Oliver Mangan: Markets want to see action from central banks

Chair of the US Federal Reserve, Jerome Powell. The main central banks have been united in their efforts to assuage market concerns that monetary policy could be tightened early in this cycle to counter rising inflationary pressures. File photo: AP
The main central banks have been united in their efforts to assuage market concerns that monetary policy could be tightened early in this cycle to counter rising inflationary pressures.
Futures contracts have moved recently to price in the fact that rates hikes could occur as early as the second half of next year in the US and UK.
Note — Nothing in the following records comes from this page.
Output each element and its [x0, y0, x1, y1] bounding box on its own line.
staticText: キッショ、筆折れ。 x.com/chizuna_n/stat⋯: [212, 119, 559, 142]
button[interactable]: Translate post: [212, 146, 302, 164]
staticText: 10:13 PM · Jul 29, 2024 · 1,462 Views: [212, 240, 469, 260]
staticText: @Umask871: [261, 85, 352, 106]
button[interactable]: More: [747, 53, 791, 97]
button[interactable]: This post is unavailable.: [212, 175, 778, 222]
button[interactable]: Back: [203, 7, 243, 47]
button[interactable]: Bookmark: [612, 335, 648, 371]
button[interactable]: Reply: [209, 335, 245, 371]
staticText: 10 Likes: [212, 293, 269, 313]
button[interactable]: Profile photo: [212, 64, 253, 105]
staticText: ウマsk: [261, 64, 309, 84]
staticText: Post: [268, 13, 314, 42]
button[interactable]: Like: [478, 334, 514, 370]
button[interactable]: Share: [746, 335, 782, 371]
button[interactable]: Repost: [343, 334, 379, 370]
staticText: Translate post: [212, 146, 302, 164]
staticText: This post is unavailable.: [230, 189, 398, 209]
This has led to a marked rise in long term interest rates year-to-date. The upward pressure on bond yields represents an effective tightening of policy. This is the last thing monetary authorities want with economies still struggling to recover from the deepest global recession since the Great Depression of the early 1930s.
Inflation is set to pick up this year as a result of a number of factors, including the sharp rebound in oil prices, unwinding of last year’s VAT cuts, as well as shortages of raw materials and other inputs. Central bankers argue that inflation is rising from a very low level and the pick-up will prove temporary.
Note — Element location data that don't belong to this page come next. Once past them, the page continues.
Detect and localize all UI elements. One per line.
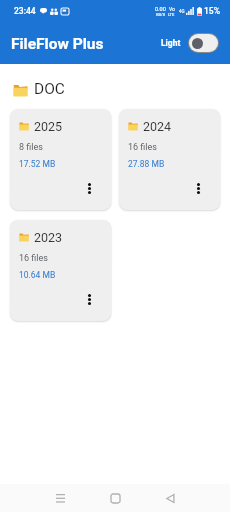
staticText: 2023 bbox=[34, 230, 63, 245]
staticText: 27.88 MB bbox=[128, 159, 165, 169]
button[interactable]: Light bbox=[161, 29, 219, 57]
staticText: 2024 bbox=[143, 119, 172, 134]
staticText: 17.52 MB bbox=[19, 159, 56, 169]
staticText: Vo bbox=[169, 6, 175, 12]
button[interactable]: More options bbox=[82, 292, 96, 306]
button[interactable]: Home bbox=[100, 484, 130, 512]
staticText: 23:44 bbox=[14, 6, 36, 16]
staticText: FileFlow Plus bbox=[11, 35, 104, 53]
staticText: Light bbox=[161, 38, 181, 48]
staticText: 0.00 bbox=[155, 6, 166, 12]
button[interactable]: 2025 bbox=[10, 109, 111, 210]
staticText: 4G bbox=[179, 9, 185, 14]
button[interactable]: 2024 bbox=[119, 109, 220, 210]
staticText: KB/S bbox=[156, 12, 166, 17]
staticText: 15% bbox=[204, 6, 220, 16]
staticText: 2025 bbox=[34, 119, 63, 134]
button[interactable]: More options bbox=[191, 181, 205, 195]
staticText: 10.64 MB bbox=[19, 270, 56, 280]
button[interactable]: More options bbox=[82, 181, 96, 195]
staticText: 16 files bbox=[128, 142, 157, 153]
staticText: 8 files bbox=[19, 142, 43, 153]
staticText: DOC bbox=[34, 80, 65, 98]
staticText: 16 files bbox=[19, 253, 48, 264]
staticText: LTE bbox=[168, 12, 175, 17]
button[interactable]: Back bbox=[155, 484, 185, 512]
button[interactable]: Recents bbox=[45, 484, 75, 512]
button[interactable]: 2023 bbox=[10, 220, 111, 321]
They point to the considerable degree of slack in the economy and labour markets, which should keep inflation in check. In particular, the US Federal Reserve has been highlighting that payrolls are still some 9.5 million or 6% below pre-pandemic levels, which points to considerable weakness in the labour market.
Meantime, we expect that the ECB’s updated macroeconomic forecasts to be published on Thursday will likely show inflation still well below its 2% target in 2022-23 after moving higher this year. The latest forecasts from the Bank of England are for the current very subdued UK CPI rate to pick up this year to its 2% target and remain around this level over the following couple of years.
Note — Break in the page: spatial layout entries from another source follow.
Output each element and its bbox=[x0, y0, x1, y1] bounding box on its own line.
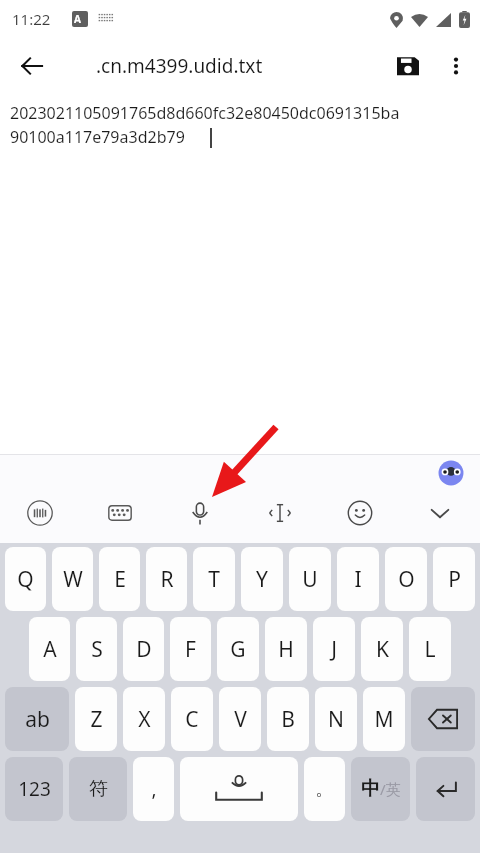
button[interactable]: K bbox=[361, 617, 403, 681]
staticText: I bbox=[354, 565, 362, 594]
staticText: 2023021105091765d8d660fc32e80450dc069131… bbox=[10, 102, 400, 148]
staticText: P bbox=[448, 565, 461, 594]
staticText: A bbox=[74, 12, 81, 26]
staticText: U bbox=[302, 565, 318, 594]
button[interactable]: A bbox=[29, 617, 70, 681]
staticText: M bbox=[374, 705, 394, 734]
staticText: 11:22 bbox=[12, 9, 51, 29]
button[interactable]: T bbox=[193, 547, 235, 611]
button[interactable]: 中/英 bbox=[351, 757, 410, 821]
button[interactable]: G bbox=[217, 617, 259, 681]
button[interactable]: Q bbox=[5, 547, 46, 611]
button[interactable]: , bbox=[133, 757, 174, 821]
button[interactable]: L bbox=[409, 617, 451, 681]
button[interactable]: B bbox=[267, 687, 309, 751]
button[interactable]: Enter bbox=[416, 757, 475, 821]
staticText: R bbox=[160, 565, 174, 594]
staticText: G bbox=[230, 635, 246, 664]
staticText: J bbox=[331, 635, 337, 664]
staticText: F bbox=[185, 635, 196, 664]
staticText: N bbox=[328, 705, 344, 734]
button[interactable]: S bbox=[76, 617, 117, 681]
staticText: O bbox=[398, 565, 415, 594]
staticText: Q bbox=[17, 565, 34, 594]
button[interactable]: V bbox=[219, 687, 261, 751]
button[interactable]: Backspace bbox=[411, 687, 475, 751]
button[interactable]: 123 bbox=[5, 757, 63, 821]
staticText: A bbox=[43, 635, 57, 664]
staticText: X bbox=[138, 705, 151, 734]
button[interactable]: O bbox=[385, 547, 427, 611]
button[interactable]: Back bbox=[8, 42, 56, 90]
staticText: Z bbox=[90, 705, 103, 734]
button[interactable]: X bbox=[123, 687, 165, 751]
staticText: Y bbox=[256, 565, 268, 594]
staticText: C bbox=[185, 705, 199, 734]
button[interactable]: M bbox=[363, 687, 405, 751]
staticText: .cn.m4399.udid.txt bbox=[96, 53, 263, 79]
button[interactable]: F bbox=[170, 617, 211, 681]
button[interactable]: C bbox=[171, 687, 213, 751]
button[interactable]: Hide keyboard bbox=[400, 483, 480, 543]
button[interactable]: U bbox=[289, 547, 331, 611]
button[interactable]: H bbox=[265, 617, 307, 681]
button[interactable]: Keyboard bbox=[80, 483, 160, 543]
staticText: T bbox=[208, 565, 220, 594]
staticText: , bbox=[151, 776, 157, 802]
button[interactable]: D bbox=[123, 617, 164, 681]
button[interactable]: Assistant bbox=[438, 460, 464, 486]
button[interactable]: 符 bbox=[69, 757, 127, 821]
staticText: 中/英 bbox=[361, 777, 401, 801]
button[interactable]: 2023021105091765d8d660fc32e80450dc069131… bbox=[10, 102, 470, 845]
button[interactable]: Emoji bbox=[320, 483, 400, 543]
staticText: B bbox=[281, 705, 295, 734]
staticText: 。 bbox=[315, 777, 334, 801]
staticText: 符 bbox=[89, 777, 108, 801]
button[interactable]: J bbox=[313, 617, 355, 681]
staticText: L bbox=[424, 635, 436, 664]
button[interactable]: R bbox=[146, 547, 187, 611]
staticText: ab bbox=[25, 705, 50, 734]
button[interactable]: W bbox=[52, 547, 93, 611]
button[interactable]: Move cursor bbox=[240, 483, 320, 543]
staticText: D bbox=[136, 635, 152, 664]
button[interactable]: Voice input bbox=[160, 483, 240, 543]
button[interactable]: Input method bbox=[0, 483, 80, 543]
staticText: W bbox=[63, 565, 83, 594]
button[interactable]: E bbox=[99, 547, 140, 611]
staticText: E bbox=[114, 565, 126, 594]
button[interactable]: Y bbox=[241, 547, 283, 611]
button[interactable]: I bbox=[337, 547, 379, 611]
staticText: H bbox=[278, 635, 294, 664]
staticText: V bbox=[234, 705, 247, 734]
button[interactable]: P bbox=[433, 547, 475, 611]
button[interactable]: Space bbox=[180, 757, 298, 821]
button[interactable]: Z bbox=[75, 687, 117, 751]
staticText: S bbox=[91, 635, 103, 664]
button[interactable]: N bbox=[315, 687, 357, 751]
staticText: 123 bbox=[18, 776, 51, 802]
button[interactable]: Save bbox=[384, 42, 432, 90]
button[interactable]: More options bbox=[432, 42, 480, 90]
button[interactable]: ab bbox=[5, 687, 69, 751]
staticText: K bbox=[376, 635, 389, 664]
button[interactable]: 。 bbox=[304, 757, 345, 821]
Markets, though, would like to see some action from central banks, in the form of increased bond purchases, which would signal a real desire to keep long term interest rates low.
However, the Chair of the Federal Reserve, Jerome Powell, did not signal that such a move was on the cards in the US in a closely watched speech last week. Although, there is speculation that the ECB could announce an acceleration in the pace of asset purchases at its policy meeting on Thursday to counteract the upward pressure on Eurozone bond yields.
Ten-year US Treasury yields have moved up to 1.6%, a jump of over 100bps since late last summer. European bond yields have risen at a much slower pace, with ten year German bond yields remaining deep in negative territory at around -0.3%. Markets think that any hike in Eurozone rates is still a long way off. ECB rates are not expected to be increased until 2024 at the earliest, well after the US Federal Reserve, and remain negative until 2026.
Thursday’s ECB Council meeting will be important for both bond and currency markets.
Action to try and stem the upward pressure on Eurozone yields could see the euro lose some further ground. There is strong technical support, though, for the single currency at around the $1.16-1.18 level, which could help limit its downside.